An oil worker held hostage at an Algerian gas plant made a desperate ‘last phone call’ to tell his family he had been captured by al-Qaeda hours before a botched rescue attempt killed up to 35 foreigners.

Stephen McFaul, who later escaped, barricaded himself into a room with dozens of others as armed militants stormed their compound in the remote African desert.

Islamic extremists launched an attack on BP’s Saharan oil field in revenge for France’s crackdown on rebels in neighbouring Mali. Britain is providing support and so became a target.

As the terrorists closed in, the 36-year-old father made what he feared may be his final call his family to say ‘al-Qaeda have got me’, his brother revealed today.

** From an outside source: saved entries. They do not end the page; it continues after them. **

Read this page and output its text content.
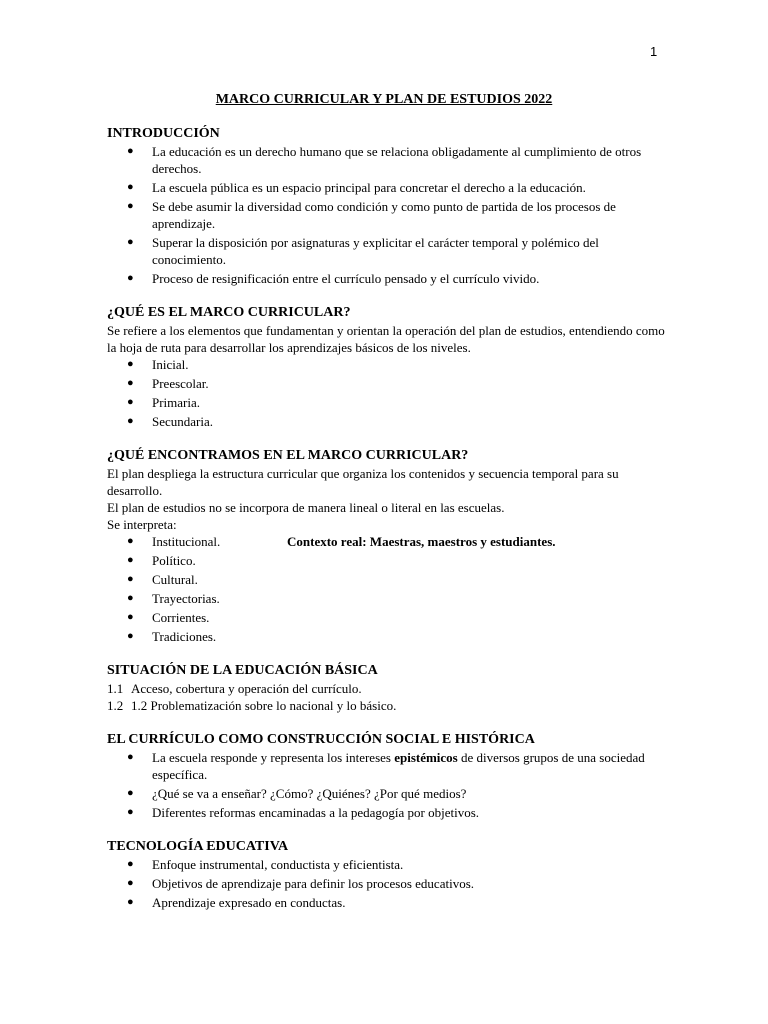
1
MARCO CURRICULAR Y PLAN DE ESTUDIOS 2022
INTRODUCCIÓN
● La educación es un derecho humano que se relaciona obligadamente al cumplimiento de otros derechos.
● La escuela pública es un espacio principal para concretar el derecho a la educación.
● Se debe asumir la diversidad como condición y como punto de partida de los procesos de aprendizaje.
● Superar la disposición por asignaturas y explicitar el carácter temporal y polémico del conocimiento.
● Proceso de resignificación entre el currículo pensado y el currículo vivido.
¿QUÉ ES EL MARCO CURRICULAR?

Se refiere a los elementos que fundamentan y orientan la operación del plan de estudios, entendiendo como la hoja de ruta para desarrollar los aprendizajes básicos de los niveles.

● Inicial.
● Preescolar.
● Primaria.
● Secundaria.
¿QUÉ ENCONTRAMOS EN EL MARCO CURRICULAR?

El plan despliega la estructura curricular que organiza los contenidos y secuencia temporal para su desarrollo.

El plan de estudios no se incorpora de manera lineal o literal en las escuelas.

Se interpreta:

● Institucional.	Contexto real: Maestras, maestros y estudiantes.
● Político.
● Cultural.
● Trayectorias.
● Corrientes.
● Tradiciones.
SITUACIÓN DE LA EDUCACIÓN BÁSICA
1.1 Acceso, cobertura y operación del currículo.
1.2 1.2 Problematización sobre lo nacional y lo básico.
EL CURRÍCULO COMO CONSTRUCCIÓN SOCIAL E HISTÓRICA
● La escuela responde y representa los intereses epistémicos de diversos grupos de una sociedad específica.
● ¿Qué se va a enseñar? ¿Cómo? ¿Quiénes? ¿Por qué medios?
● Diferentes reformas encaminadas a la pedagogía por objetivos.
TECNOLOGÍA EDUCATIVA
● Enfoque instrumental, conductista y eficientista.
● Objetivos de aprendizaje para definir los procesos educativos.
● Aprendizaje expresado en conductas.
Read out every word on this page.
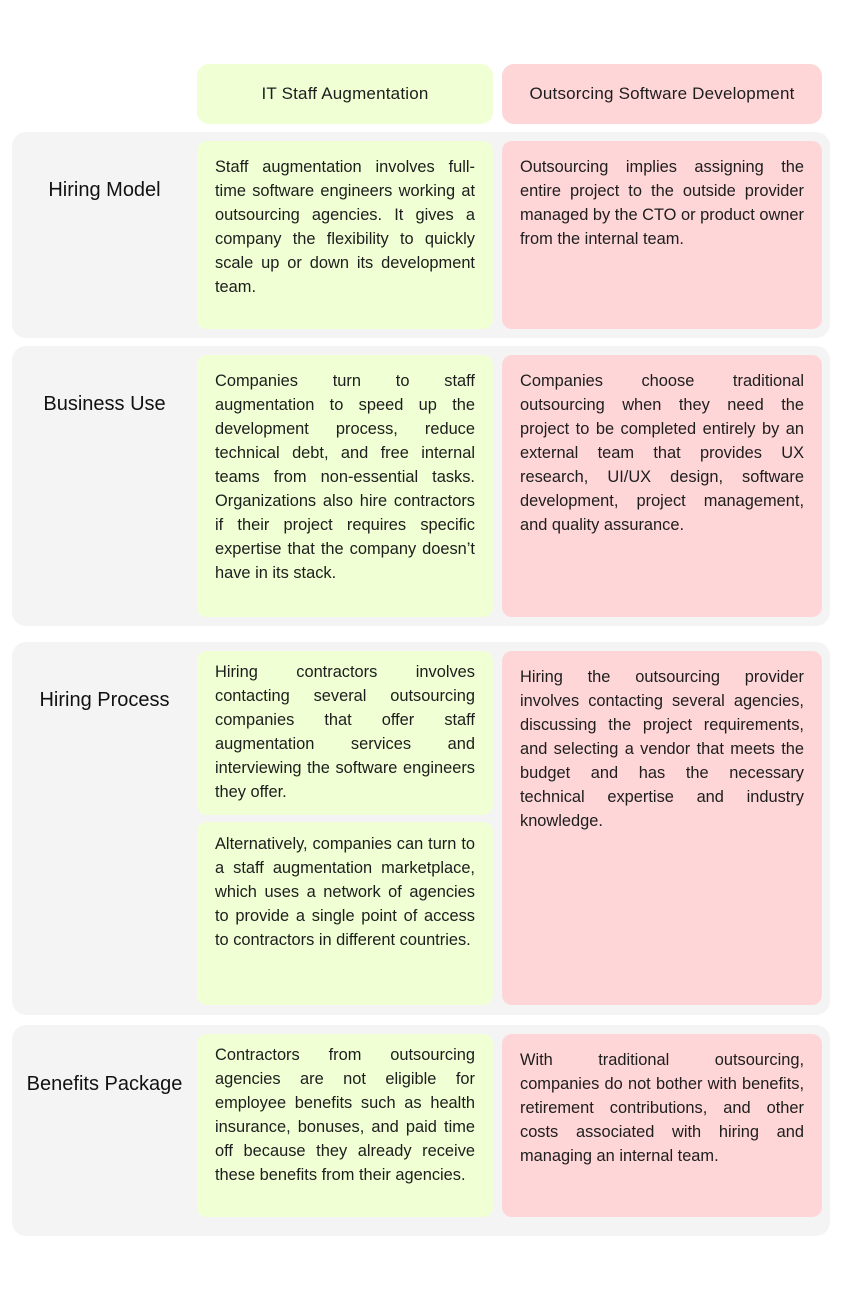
IT Staff Augmentation	Outsorcing Software Development
Hiring Model
Staff augmentation involves full-time software engineers working at outsourcing agencies. It gives a company the flexibility to quickly scale up or down its development team.
Outsourcing implies assigning the entire project to the outside provider managed by the CTO or product owner from the internal team.
Business Use
Companies turn to staff augmentation to speed up the development process, reduce technical debt, and free internal teams from non-essential tasks. Organizations also hire contractors if their project requires specific expertise that the company doesn’t have in its stack.
Companies choose traditional outsourcing when they need the project to be completed entirely by an external team that provides UX research, UI/UX design, software development, project management, and quality assurance.
Hiring Process
Hiring contractors involves contacting several outsourcing companies that offer staff augmentation services and interviewing the software engineers they offer.
Alternatively, companies can turn to a staff augmentation marketplace, which uses a network of agencies to provide a single point of access to contractors in different countries.
Hiring the outsourcing provider involves contacting several agencies, discussing the project requirements, and selecting a vendor that meets the budget and has the necessary technical expertise and industry knowledge.
Benefits Package
Contractors from outsourcing agencies are not eligible for employee benefits such as health insurance, bonuses, and paid time off because they already receive these benefits from their agencies.
With traditional outsourcing, companies do not bother with benefits, retirement contributions, and other costs associated with hiring and managing an internal team.
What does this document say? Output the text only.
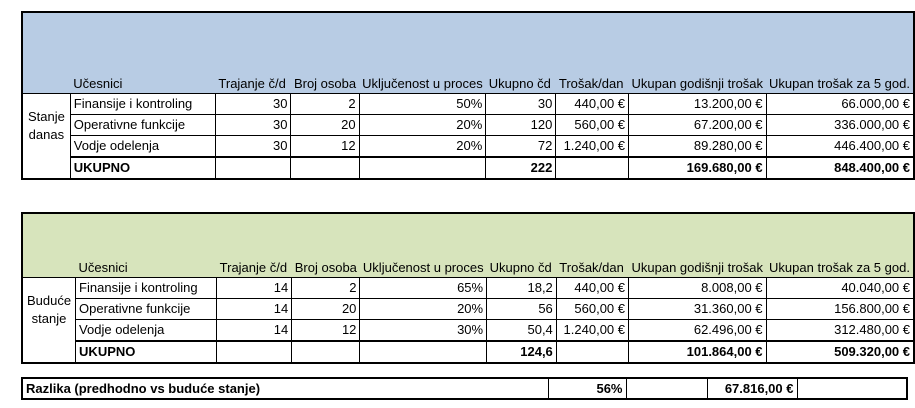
	Učesnici	Trajanje č/d	Broj osoba	Uključenost u proces	Ukupno čd	Trošak/dan	Ukupan godišnji trošak	Ukupan trošak za 5 god.
Stanje danas	Finansije i kontroling	30	2	50%	30	440,00 €	13.200,00 €	66.000,00 €
	Operativne funkcije	30	20	20%	120	560,00 €	67.200,00 €	336.000,00 €
	Vodje odelenja	30	12	20%	72	1.240,00 €	89.280,00 €	446.400,00 €
	UKUPNO				222		169.680,00 €	848.400,00 €
	Učesnici	Trajanje č/d	Broj osoba	Uključenost u proces	Ukupno čd	Trošak/dan	Ukupan godišnji trošak	Ukupan trošak za 5 god.
Buduće stanje	Finansije i kontroling	14	2	65%	18,2	440,00 €	8.008,00 €	40.040,00 €
	Operativne funkcije	14	20	20%	56	560,00 €	31.360,00 €	156.800,00 €
	Vodje odelenja	14	12	30%	50,4	1.240,00 €	62.496,00 €	312.480,00 €
	UKUPNO				124,6		101.864,00 €	509.320,00 €
Razlika (predhodno vs buduće stanje)	56%		67.816,00 €	
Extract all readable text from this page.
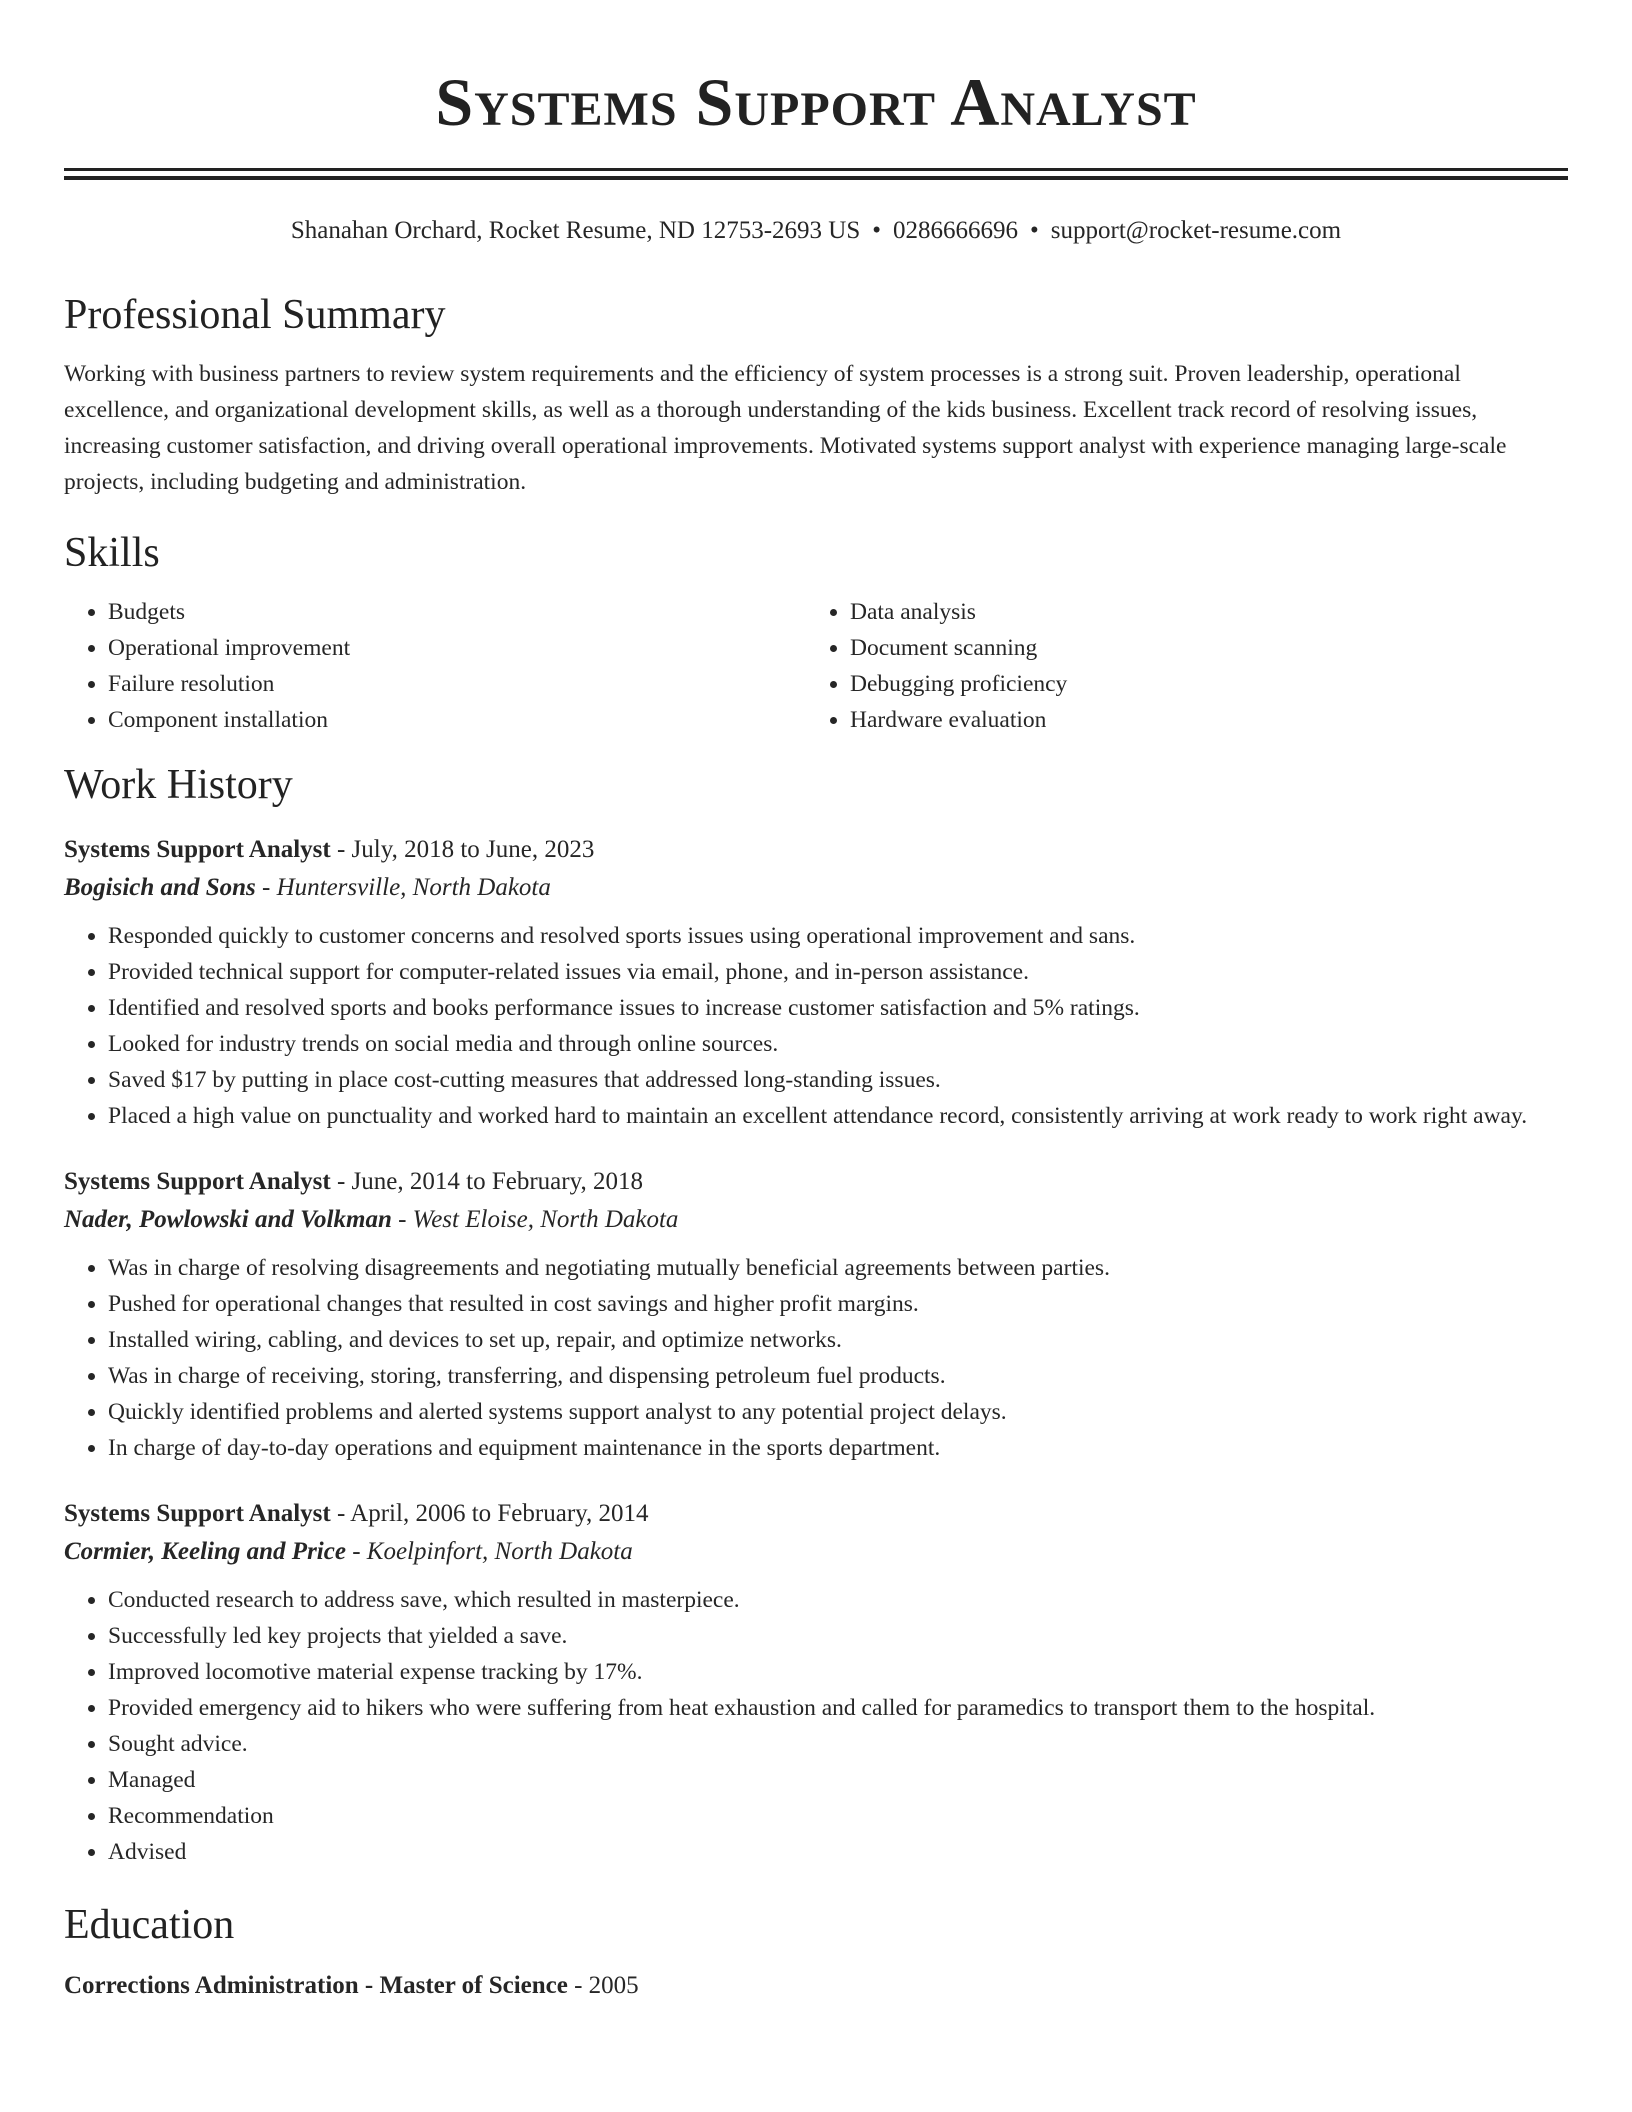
Systems Support Analyst
Shanahan Orchard, Rocket Resume, ND 12753-2693 US • 0286666696 • support@rocket-resume.com
Professional Summary

Working with business partners to review system requirements and the efficiency of system processes is a strong suit. Proven leadership, operational excellence, and organizational development skills, as well as a thorough understanding of the kids business. Excellent track record of resolving issues, increasing customer satisfaction, and driving overall operational improvements. Motivated systems support analyst with experience managing large-scale projects, including budgeting and administration.

Skills
• Budgets
• Operational improvement
• Failure resolution
• Component installation
• Data analysis
• Document scanning
• Debugging proficiency
• Hardware evaluation
Work History

Systems Support Analyst - July, 2018 to June, 2023

Bogisich and Sons - Huntersville, North Dakota

• Responded quickly to customer concerns and resolved sports issues using operational improvement and sans.
• Provided technical support for computer-related issues via email, phone, and in-person assistance.
• Identified and resolved sports and books performance issues to increase customer satisfaction and 5% ratings.
• Looked for industry trends on social media and through online sources.
• Saved $17 by putting in place cost-cutting measures that addressed long-standing issues.
• Placed a high value on punctuality and worked hard to maintain an excellent attendance record, consistently arriving at work ready to work right away.

Systems Support Analyst - June, 2014 to February, 2018

Nader, Powlowski and Volkman - West Eloise, North Dakota

• Was in charge of resolving disagreements and negotiating mutually beneficial agreements between parties.
• Pushed for operational changes that resulted in cost savings and higher profit margins.
• Installed wiring, cabling, and devices to set up, repair, and optimize networks.
• Was in charge of receiving, storing, transferring, and dispensing petroleum fuel products.
• Quickly identified problems and alerted systems support analyst to any potential project delays.
• In charge of day-to-day operations and equipment maintenance in the sports department.

Systems Support Analyst - April, 2006 to February, 2014

Cormier, Keeling and Price - Koelpinfort, North Dakota

• Conducted research to address save, which resulted in masterpiece.
• Successfully led key projects that yielded a save.
• Improved locomotive material expense tracking by 17%.
• Provided emergency aid to hikers who were suffering from heat exhaustion and called for paramedics to transport them to the hospital.
• Sought advice.
• Managed
• Recommendation
• Advised
Education

Corrections Administration - Master of Science - 2005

Mr McFaul’s family today revealed that he managed to escape alive, but up to 35 others are feared dead after Algerian forces launched air strikes overhead in a bid to rescue the trapped workers.

The assault on the was made without warning Western allies including David Cameron.

Fighting back tears, Mr McFaul’s brother, Brian, said of his sibling’s frantic phone call: ‘They locked themselves in a room for safety.

‘At that stage they heard gunfire. They kept talking and he gave me a text, but then we lost contact.

‘Than at 9am that morning he phoned saying al-Qaeda have got me’.

Mr McFaul’s family have told of their joy after receiving a phone call from him at 3pm today saying he was alive and well.

His 13-year-old son, Dylan, told the BBC: ‘I can’t explain the excitement. I can’t wait until he gets home. I’m going to make sure he never goes back there.’

His father, Christopher, added: ‘The last 48 hours have been hell, but as a family we have been very strong.’